I could go on an on about the parallels between the early days of HIV/AIDS and the early days of COVID – but I think you get the point.
So why am I talking about this?
Well, when the latest surge of COVID began to unfold this December here in LA, I hit a sort of wall in my efforts to be the sort of loving, empathetic person I normally am when dealing with those in need. I began to be extremely angry and frustrated with folks for not GETTING the seriousness of the virus with which we are dealing.
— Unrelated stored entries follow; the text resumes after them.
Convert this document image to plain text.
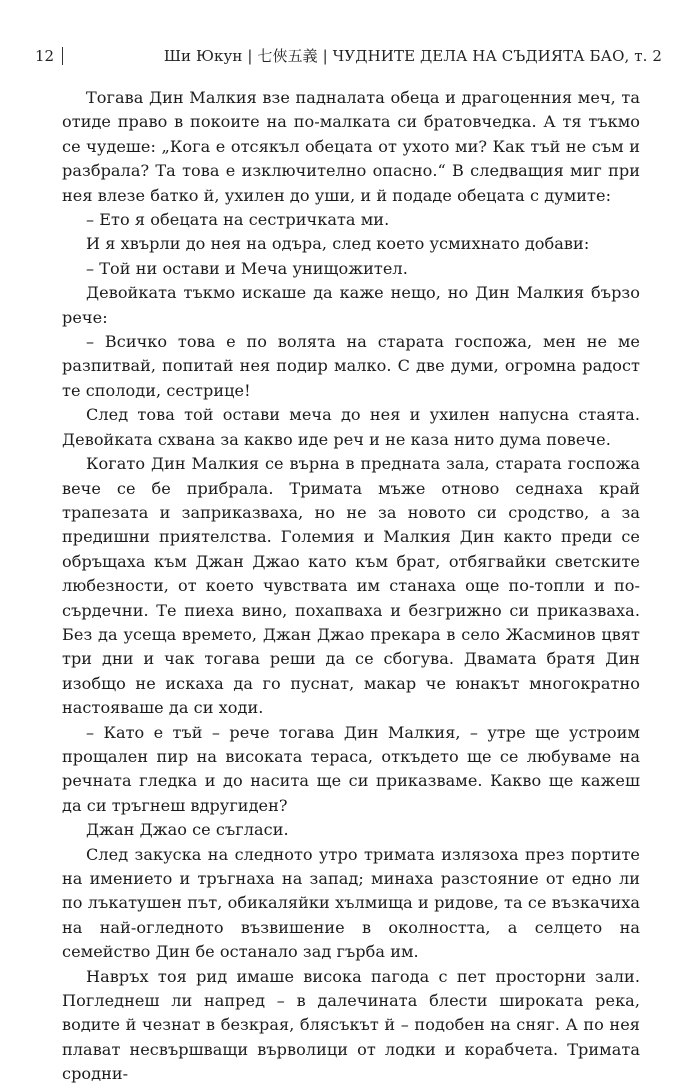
12	Ши Юкун | 七俠五義 | ЧУДНИТЕ ДЕЛА НА СЪДИЯТА БАО, т. 2

Тогава Дин Малкия взе падналата обеца и драгоценния меч, та отиде право в покоите на по-малката си братовчедка. А тя тъкмо се чудеше: „Кога е отсякъл обецата от ухото ми? Как тъй не съм и разбрала? Та това е изключително опасно.“ В следващия миг при нея влезе батко й, ухилен до уши, и й подаде обецата с думите:

– Ето я обецата на сестричката ми.

И я хвърли до нея на одъра, след което усмихнато добави:

– Той ни остави и Меча унищожител.

Девойката тъкмо искаше да каже нещо, но Дин Малкия бързо рече:

– Всичко това е по волята на старата госпожа, мен не ме разпитвай, попитай нея подир малко. С две думи, огромна радост те сполоди, сестрице!

След това той остави меча до нея и ухилен напусна стаята. Девойката схвана за какво иде реч и не каза нито дума повече.

Когато Дин Малкия се върна в предната зала, старата госпожа вече се бе прибрала. Тримата мъже отново седнаха край трапезата и заприказваха, но не за новото си сродство, а за предишни приятелства. Големия и Малкия Дин както преди се обръщаха към Джан Джао като към брат, отбягвайки светските любезности, от което чувствата им станаха още по-топли и по-сърдечни. Те пиеха вино, похапваха и безгрижно си приказваха. Без да усеща времето, Джан Джао прекара в село Жасминов цвят три дни и чак тогава реши да се сбогува. Двамата братя Дин изобщо не искаха да го пуснат, макар че юнакът многократно настояваше да си ходи.

– Като е тъй – рече тогава Дин Малкия, – утре ще устроим прощален пир на високата тераса, откъдето ще се любуваме на речната гледка и до насита ще си приказваме. Какво ще кажеш да си тръгнеш вдругиден?

Джан Джао се съгласи.

След закуска на следното утро тримата излязоха през портите на имението и тръгнаха на запад; минаха разстояние от едно ли по лъкатушен път, обикаляйки хълмища и ридове, та се възкачиха на най-огледното възвишение в околността, а селцето на семейство Дин бе останало зад гърба им.

Навръх тоя рид имаше висока пагода с пет просторни зали. Погледнеш ли напред – в далечината блести широката река, водите й чезнат в безкрая, блясъкът й – подобен на сняг. А по нея плават несвършващи върволици от лодки и корабчета. Тримата сродни-
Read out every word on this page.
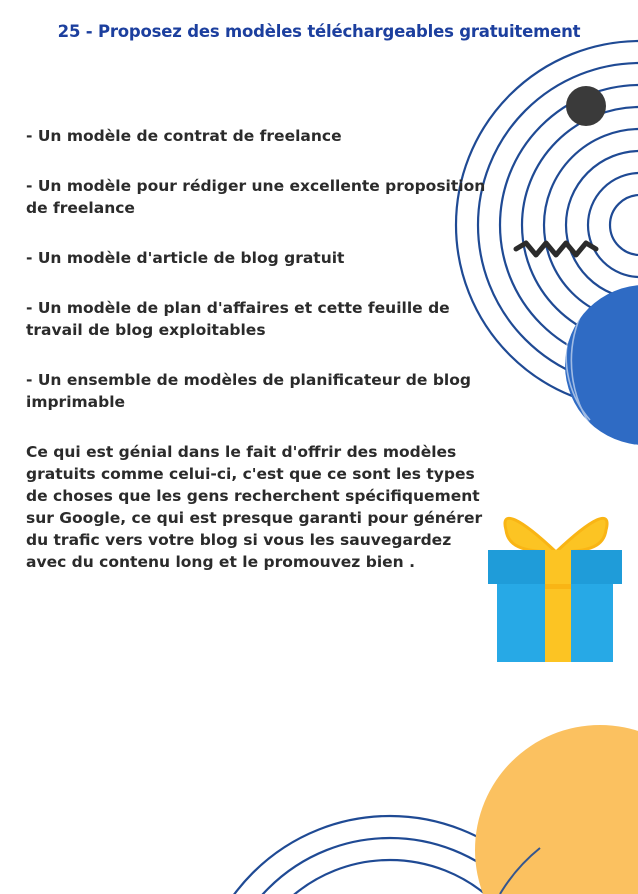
25 - Proposez des modèles téléchargeables gratuitement

- Un modèle de contrat de freelance

- Un modèle pour rédiger une excellente proposition de freelance

- Un modèle d'article de blog gratuit

- Un modèle de plan d'affaires et cette feuille de travail de blog exploitables

- Un ensemble de modèles de planificateur de blog imprimable

Ce qui est génial dans le fait d'offrir des modèles gratuits comme celui-ci, c'est que ce sont les types de choses que les gens recherchent spécifiquement sur Google, ce qui est presque garanti pour générer du trafic vers votre blog si vous les sauvegardez avec du contenu long et le promouvez bien .
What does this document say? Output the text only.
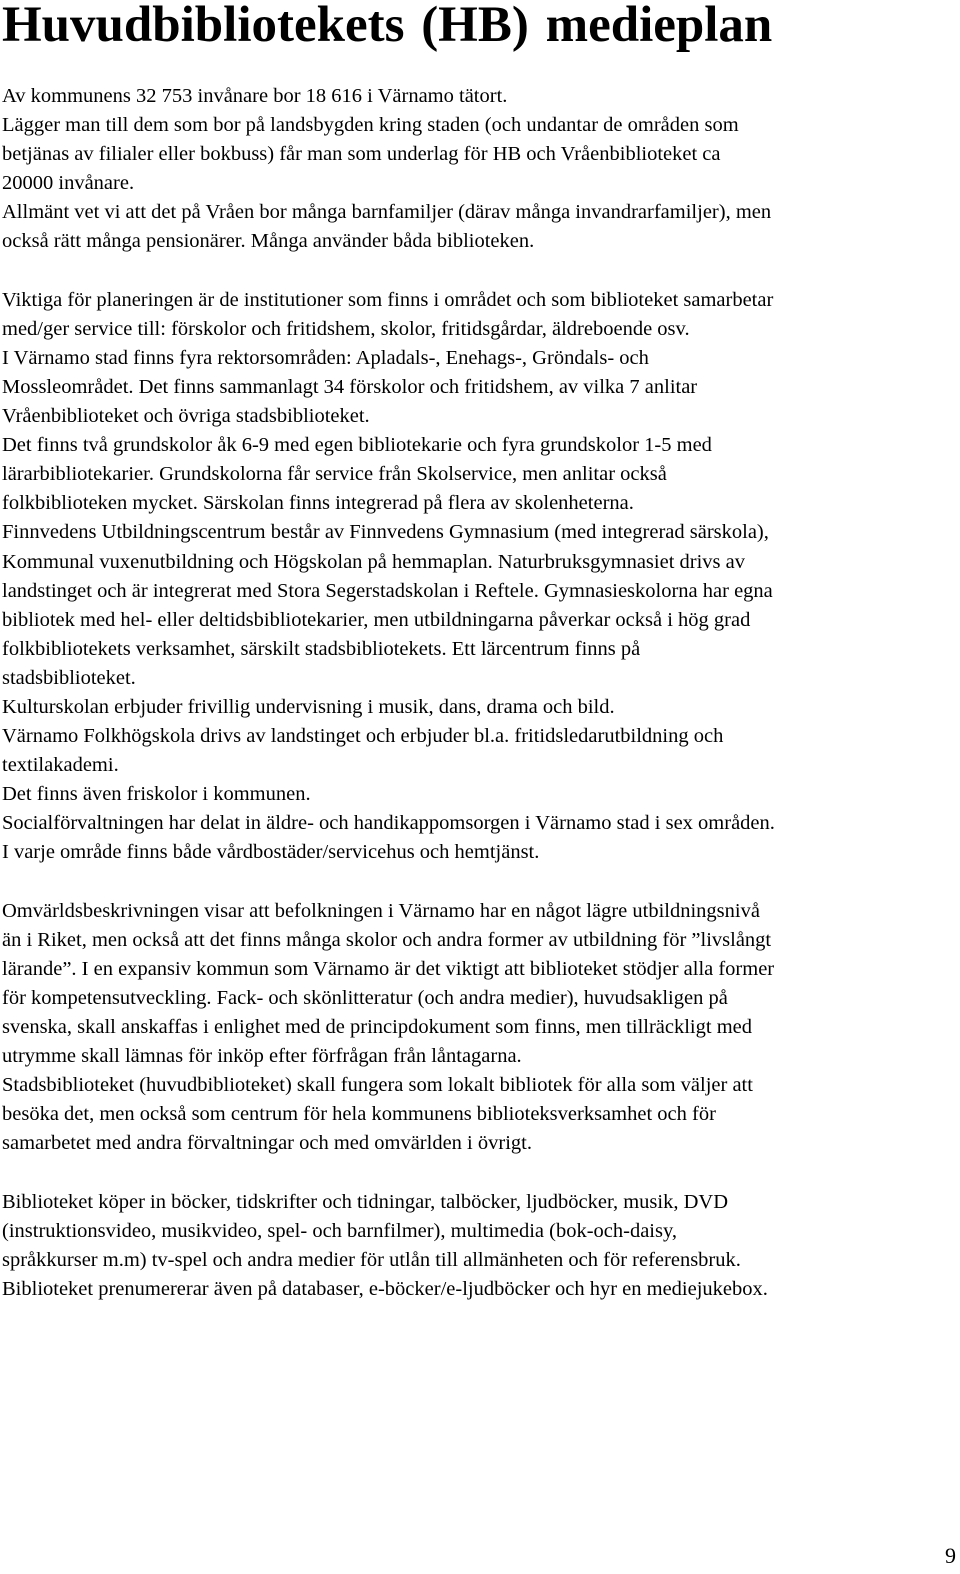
Huvudbibliotekets (HB) medieplan
Av kommunens 32 753 invånare bor 18 616 i Värnamo tätort.
Lägger man till dem som bor på landsbygden kring staden (och undantar de områden som
betjänas av filialer eller bokbuss) får man som underlag för HB och Vråenbiblioteket ca
20000 invånare.
Allmänt vet vi att det på Vråen bor många barnfamiljer (därav många invandrarfamiljer), men
också rätt många pensionärer. Många använder båda biblioteken.
Viktiga för planeringen är de institutioner som finns i området och som biblioteket samarbetar
med/ger service till: förskolor och fritidshem, skolor, fritidsgårdar, äldreboende osv.
I Värnamo stad finns fyra rektorsområden: Apladals-, Enehags-, Gröndals- och
Mossleområdet. Det finns sammanlagt 34 förskolor och fritidshem, av vilka 7 anlitar
Vråenbiblioteket och övriga stadsbiblioteket.
Det finns två grundskolor åk 6-9 med egen bibliotekarie och fyra grundskolor 1-5 med
lärarbibliotekarier. Grundskolorna får service från Skolservice, men anlitar också
folkbiblioteken mycket. Särskolan finns integrerad på flera av skolenheterna.
Finnvedens Utbildningscentrum består av Finnvedens Gymnasium (med integrerad särskola),
Kommunal vuxenutbildning och Högskolan på hemmaplan. Naturbruksgymnasiet drivs av
landstinget och är integrerat med Stora Segerstadskolan i Reftele. Gymnasieskolorna har egna
bibliotek med hel- eller deltidsbibliotekarier, men utbildningarna påverkar också i hög grad
folkbibliotekets verksamhet, särskilt stadsbibliotekets. Ett lärcentrum finns på
stadsbiblioteket.
Kulturskolan erbjuder frivillig undervisning i musik, dans, drama och bild.
Värnamo Folkhögskola drivs av landstinget och erbjuder bl.a. fritidsledarutbildning och
textilakademi.
Det finns även friskolor i kommunen.
Socialförvaltningen har delat in äldre- och handikappomsorgen i Värnamo stad i sex områden.
I varje område finns både vårdbostäder/servicehus och hemtjänst.
Omvärldsbeskrivningen visar att befolkningen i Värnamo har en något lägre utbildningsnivå
än i Riket, men också att det finns många skolor och andra former av utbildning för ”livslångt
lärande”. I en expansiv kommun som Värnamo är det viktigt att biblioteket stödjer alla former
för kompetensutveckling. Fack- och skönlitteratur (och andra medier), huvudsakligen på
svenska, skall anskaffas i enlighet med de principdokument som finns, men tillräckligt med
utrymme skall lämnas för inköp efter förfrågan från låntagarna.
Stadsbiblioteket (huvudbiblioteket) skall fungera som lokalt bibliotek för alla som väljer att
besöka det, men också som centrum för hela kommunens biblioteksverksamhet och för
samarbetet med andra förvaltningar och med omvärlden i övrigt.
Biblioteket köper in böcker, tidskrifter och tidningar, talböcker, ljudböcker, musik, DVD
(instruktionsvideo, musikvideo, spel- och barnfilmer), multimedia (bok-och-daisy,
språkkurser m.m) tv-spel och andra medier för utlån till allmänheten och för referensbruk.
Biblioteket prenumererar även på databaser, e-böcker/e-ljudböcker och hyr en mediejukebox.
9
So many I dealt with held the belief that because they had gotten vaccinated and used masks that things were supposed to return to normal. In fact, there was a sense that because they had done all the right things, they were entitled for things to go back to the way they were. They could travel just as much as they had before COVID, and they could attend social gatherings at the holidays (especially at the holidays) just as they had done before. Many would say things like, “After nearly two years of this COVID stuff, I’m tired. I just want things to be the way they used to be!”
On one level, I can understand their feelings. That’s because for those of us who are gay or bisexual men over 50, we thought the same thing – back in 1982. When HIV/AIDS sprung on the scene publicly in 1980, we thought it too would be a short-lived experience. When the treatment of AZT was developed, some of us felt entitled to return to life as we had known it.
And yet – 42 years later, here we are. Our worlds have been changed: forever. We have had to rethink our approach about nearly everything – from sex, to relationships, to what a healthy lifestyle looks like … you name it, and 42 years later we are still negotiating the effects of the virus. HIV changed our worlds forever.
I say that because every day I wake up and deal with folks who are angry and frustrated that the world has changed, I tell myself, “Craig, remember that the vast majority of these folks are not a part of the LGBTQIA+ community. Even those who are allies don’t know what it’s like to have their world turned upside down overnight. They haven’t had to live with the consequences of a virus for 42 years. This is brand new to them.”
When I remember that, I’m much more likely to be patient. But I think with this latest surge, I’ve come to the realization that being my better self doesn’t just involve keeping my mouth shut and letting them rage. Being my better self includes saying things like, “You know other communities have dealt with similar challenges before. If you want help in processing these things, it might be helpful to seek out someone who has been there before. Someone who can share insights into how to manage some of the things that seem unmanageable for you today.”
I am grateful for this opportunity to share what has been building inside me for the past 21 months. And on my good days, I’ll be happy to share my experience so that we can overcome expressions of entitlement – and begin adapting permanently to this new (post-virus) world in which we now live.